Parliamo della vostra forma di lotta politica, la disobbedienza civile. Secondo voi questa pratica è sinonimo di pacifismo?

«Pacifismo e disobbedienza civile non sono sinonimi. Il pacifismo si avvale di forme di lotta non violenta come, appunto, la disobbedienza civile, che è la deliberata violazione di una norma ritenuta particolarmente ingiusta. Qualsiasi atto che infranga volontariamente una norma per esporre la verità è considerato disobbedienza civile. Chi pratica disobbedienza civile è pienamente consapevole delle conseguenze e se ne assume la responsabilità. Mahatma Gandhi affermava: “Noi cessiamo di collaborare coi nostri governanti quando le loro azioni ci sembrano ingiuste”. Questa è la resistenza passiva. Ci sono diversi gruppi di liberazione animale che criticano questo tipo di approccio, ma personalmente ritengo che esso sia l’unico applicabile ed efficace proprio in virtù del fatto che siamo in un sistema specista e antropocentrico. Esporre i fatti è la base per far aprire gli occhi alle persone. Solo comprendendo il sistema e con un accurato lavoro di denuncia si potrà arrivare allo smantellamento di credenze, che vengono innestate nelle nostre coscienze sin da bambini. Per quanto sia doloroso non poter intervenire in maniera diretta per salvare ogni singolo animale, questa è la realtà e la denuncia non violenta è l’unico mezzo efficace a nostra disposizione se vogliamo promuovere un cambiamento su vasta scala».

Come si coniuga la disobbedienza civile con la giustizia animale ?

«Gli animali sono le vittime inconsapevoli del nostro sistema normativo, il quale non li riconosce nemmeno come soggetti giuridici. Come avveniva con gli schiavi, gli animali sono considerati oggetti di diritto e non soggetti. Disobbedienza civile e giustizia animale si coniugano insieme proprio perché quello che chiediamo è il cambiamento di questo sistema. Lo chiediamo con metodi non violenti anche se la definizione di violenza in sé è molto relativa. Attualmente la violenza sugli animali è legale e giustificata e noi la combattiamo pacificamente perché è proprio assistendo ad azioni pacifiste che siamo passati, per così dire, dall’altro lato. Come ha funzionato per noi, può funzionare per tutti».

Quali sono le vostre figure o movimenti di riferimento in merito al paradigma della disobbedienza civile e della non violenza ?

«Per quanto riguarda la disobbedienza civile e la non violenza, sicuramente Extinction Rebellion è uno dei nostri gruppi di riferimento. Gli attivisti di XR, come noi, credono nell’efficacia della non violenza e nella comunicazione.

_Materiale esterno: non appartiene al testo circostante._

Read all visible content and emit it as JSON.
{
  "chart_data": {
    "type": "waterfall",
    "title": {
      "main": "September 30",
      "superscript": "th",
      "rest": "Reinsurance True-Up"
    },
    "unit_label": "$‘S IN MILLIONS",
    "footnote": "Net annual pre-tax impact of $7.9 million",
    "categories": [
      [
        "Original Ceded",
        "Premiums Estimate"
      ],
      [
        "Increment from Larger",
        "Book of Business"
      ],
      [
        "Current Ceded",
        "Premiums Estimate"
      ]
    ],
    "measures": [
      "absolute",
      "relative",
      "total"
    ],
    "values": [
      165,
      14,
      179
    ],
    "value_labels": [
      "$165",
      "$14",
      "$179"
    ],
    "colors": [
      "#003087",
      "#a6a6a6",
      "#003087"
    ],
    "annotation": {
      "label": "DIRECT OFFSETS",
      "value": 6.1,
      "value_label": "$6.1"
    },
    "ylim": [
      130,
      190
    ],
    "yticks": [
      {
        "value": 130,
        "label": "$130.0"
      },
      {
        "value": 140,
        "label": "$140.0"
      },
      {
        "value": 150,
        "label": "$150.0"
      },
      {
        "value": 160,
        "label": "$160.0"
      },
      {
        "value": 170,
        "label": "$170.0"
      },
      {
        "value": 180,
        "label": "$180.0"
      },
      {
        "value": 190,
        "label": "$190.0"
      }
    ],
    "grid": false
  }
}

Loro, nello specifico, chiedono che i governi comunichino apertamente la gravità della situazione ecologica, dichiarando l’emergenza climatica e ecologica, ed un cambiamento immediato delle leggi e delle decisioni politiche. Ma ci ispiriamo anche a movimenti storici come quello delle suffragette o dell’indipendenza dell’India. A conti fatti la non violenza, storicamente, ha portato a grandi risultati e sono sicura in cuor mio che anche il nostro non sarà da meno».